EDUCATION SYSTEM IN EUROPE. STRENGHTS AND WEAKNESSES. Conclusions Antonio Pérez Gómez (Spanish educational theory expert)

In July 2024 we started this series of articles about the current state of Education in Europe, and now it is time to draw overall conclusions.
For much of modern history, Europe has viewed itself—and been viewed by others—as the intellectual heart of the world. Its universities, from Bologna to Oxford, have symbolised rigorous scholarship and innovation. Its thinkers have shaped educational philosophy from ancient Greece to the Humboldtian model. And yet, in the 21st century, this traditional centre of academic excellence finds itself increasingly challenged—not only by North America and Asia, but also by the legacy of its own reforms. Today, a closer look reveals a more fragmented picture of European education—one where excellence coexists with stagnation, and innovation is often undermined by instability.
One of the clearest indicators of this shift is found in global university rankings. In the 2026 edition of the QS World University Rankings, only five European institutions appear in the top 20—and four of them are in the United Kingdom, no longer an EU member. Outside these elite examples, many European universities struggle with bureaucratic inertia, limited funding, and governance constraints that hamper their global competitiveness.
In response to these challenges, the European Union has implemented broad structural reforms. The Bologna Process was meant to harmonise academic standards, ease mobility, and increase transparency across 49 countries. Erasmus+, its flagship exchange programme, has enabled millions of students and educators to study and work across borders. These are no small achievements. Yet critics argue that reforms have often prioritised form over substance—standardising degrees without fundamentally enhancing educational quality.
At the national level, models like Finland stand out as islands of success. Finnish schools are internationally admired for their equity, teacher quality, and student well-being. But even Finland’s approach, while inspiring, has proven difficult to replicate. Countries attempting to adopt its methods often overlook the deep cultural values—trust, autonomy, consensus—that underpin its success.

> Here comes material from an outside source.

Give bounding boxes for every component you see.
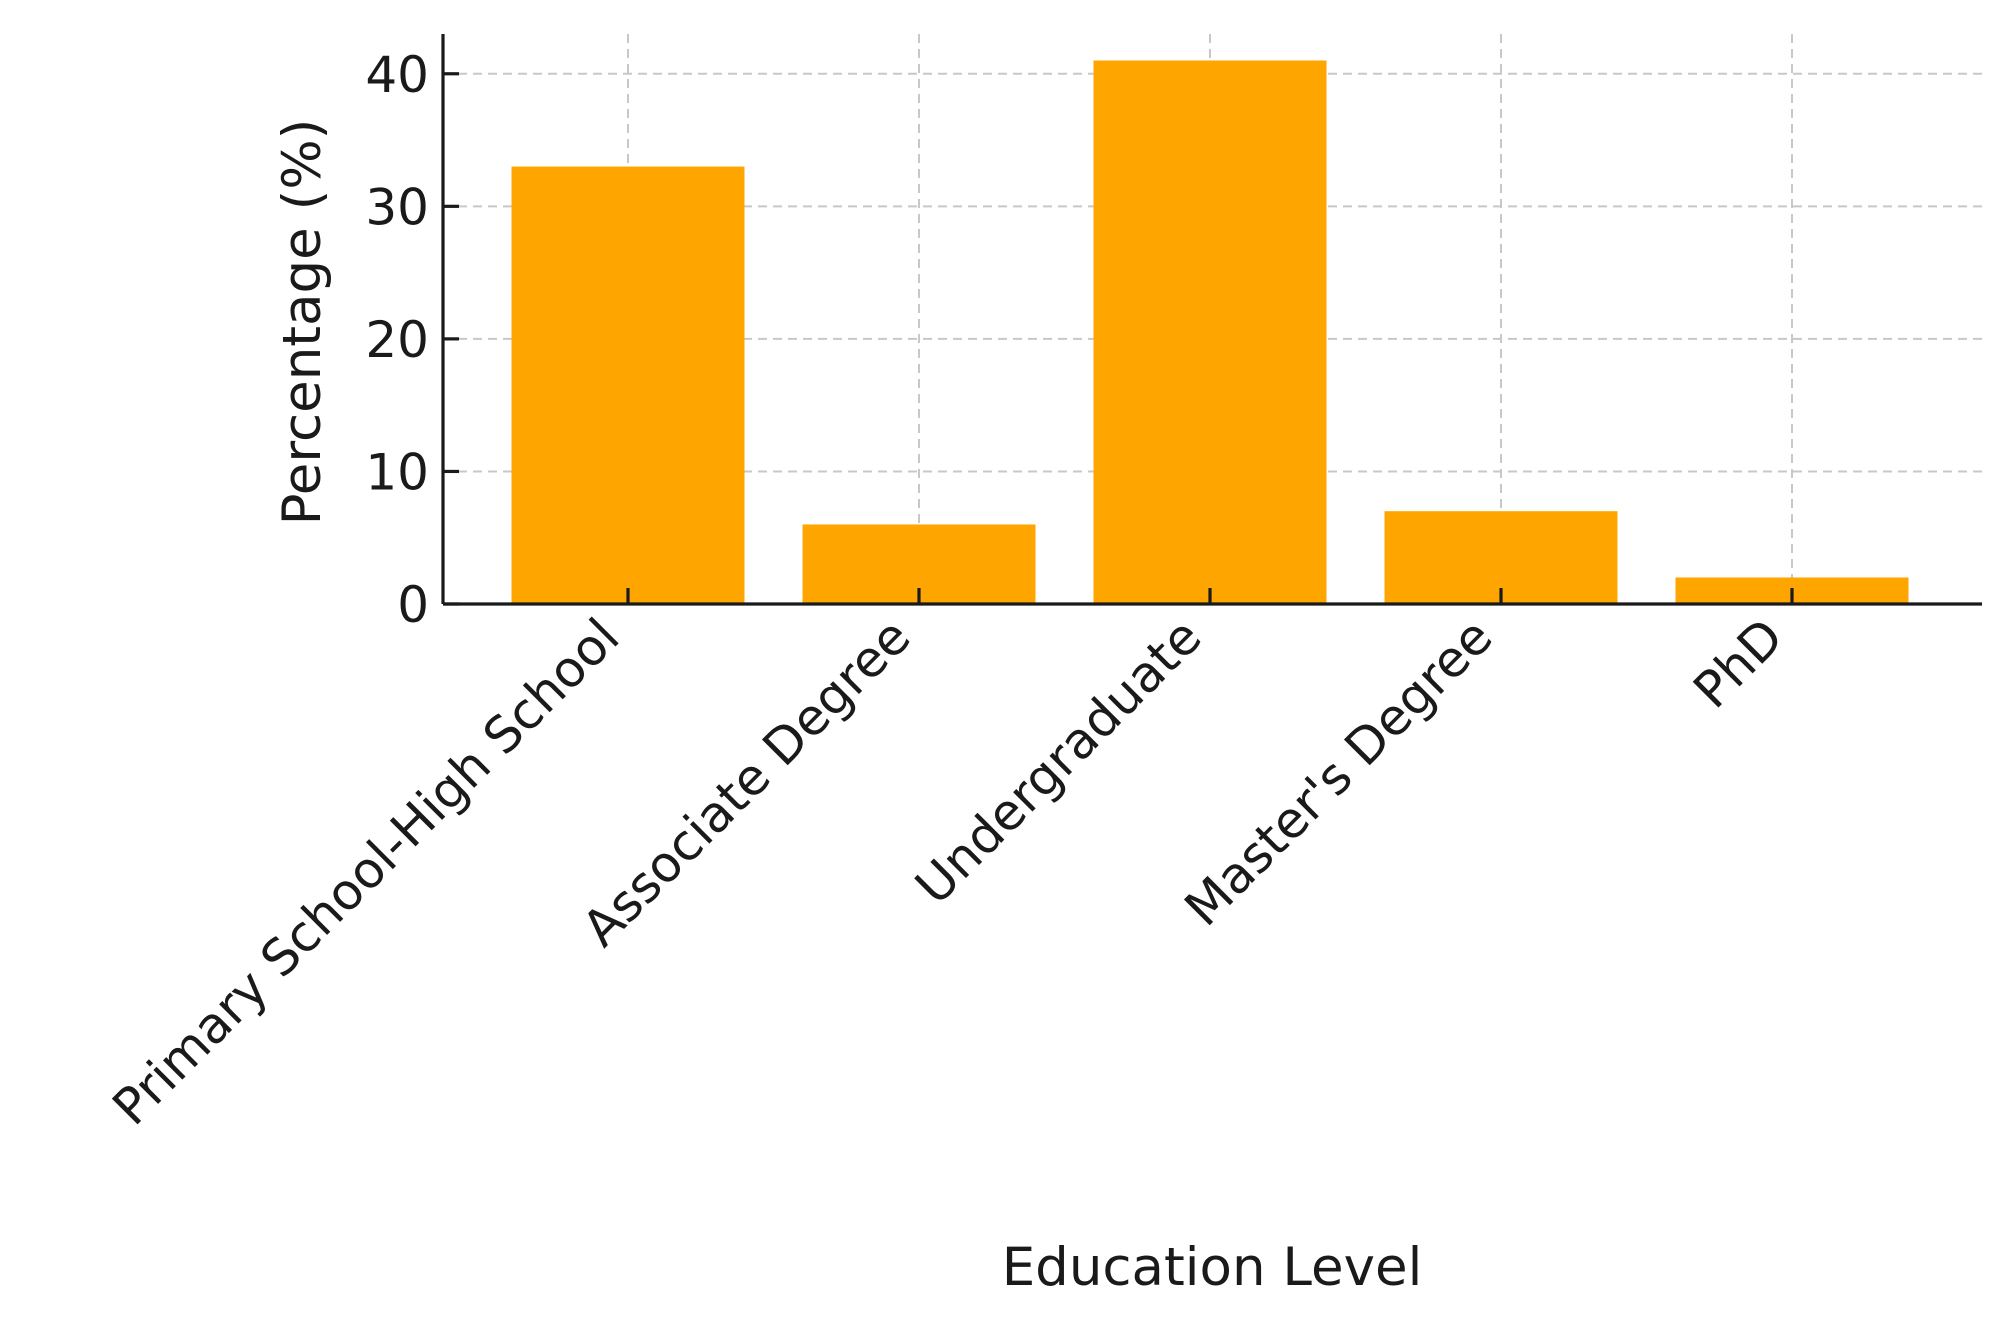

Other cases reveal the pitfalls of more politicised or fragmented systems. Spain, for instance, has introduced eight national education laws since the late 1970s, each aligned with the ruling party’s ideology. The result has been a system characterised by legislative volatility, low teacher morale, limited accountability, and one of the highest school dropout rates in the EU. Despite ambitious rhetoric around inclusion and innovation, many of Spain’s structural challenges—such as poor investment, weak teacher training, and lack of long-term consensus—remain unaddressed.
For Japanese readers, the European experience offers a timely reminder: educational success is not built solely on history or prestige. It requires coherence, stability, and a shared long-term vision that places teachers and learners at the centre. Japan, too, faces pressures—from demographic decline to digital transformation—and must navigate a path that balances cultural values with global competitiveness.
There is also an important lesson in humility. The assumption that Europe holds a permanent leadership role in education is being tested, not only by the rise of American and Asian universities, but also by the realities of European policymaking. Excellence must be earned continually, not inherited.
In a world where innovation cycles are accelerating and the demand for adaptive, inclusive, and resilient education systems is growing, no single region holds all the answers. Instead, the future of education will depend on how well each society learns—not only from its successes, but from its own contradictions.
For policymakers in Japan and beyond, the European case underscores this simple truth: meaningful education reform cannot be imported wholesale. It must be built from within—deliberately, inclusively, and with patience. The question is not whether Europe remains a paradigm, but what kind of paradigm it wants to become.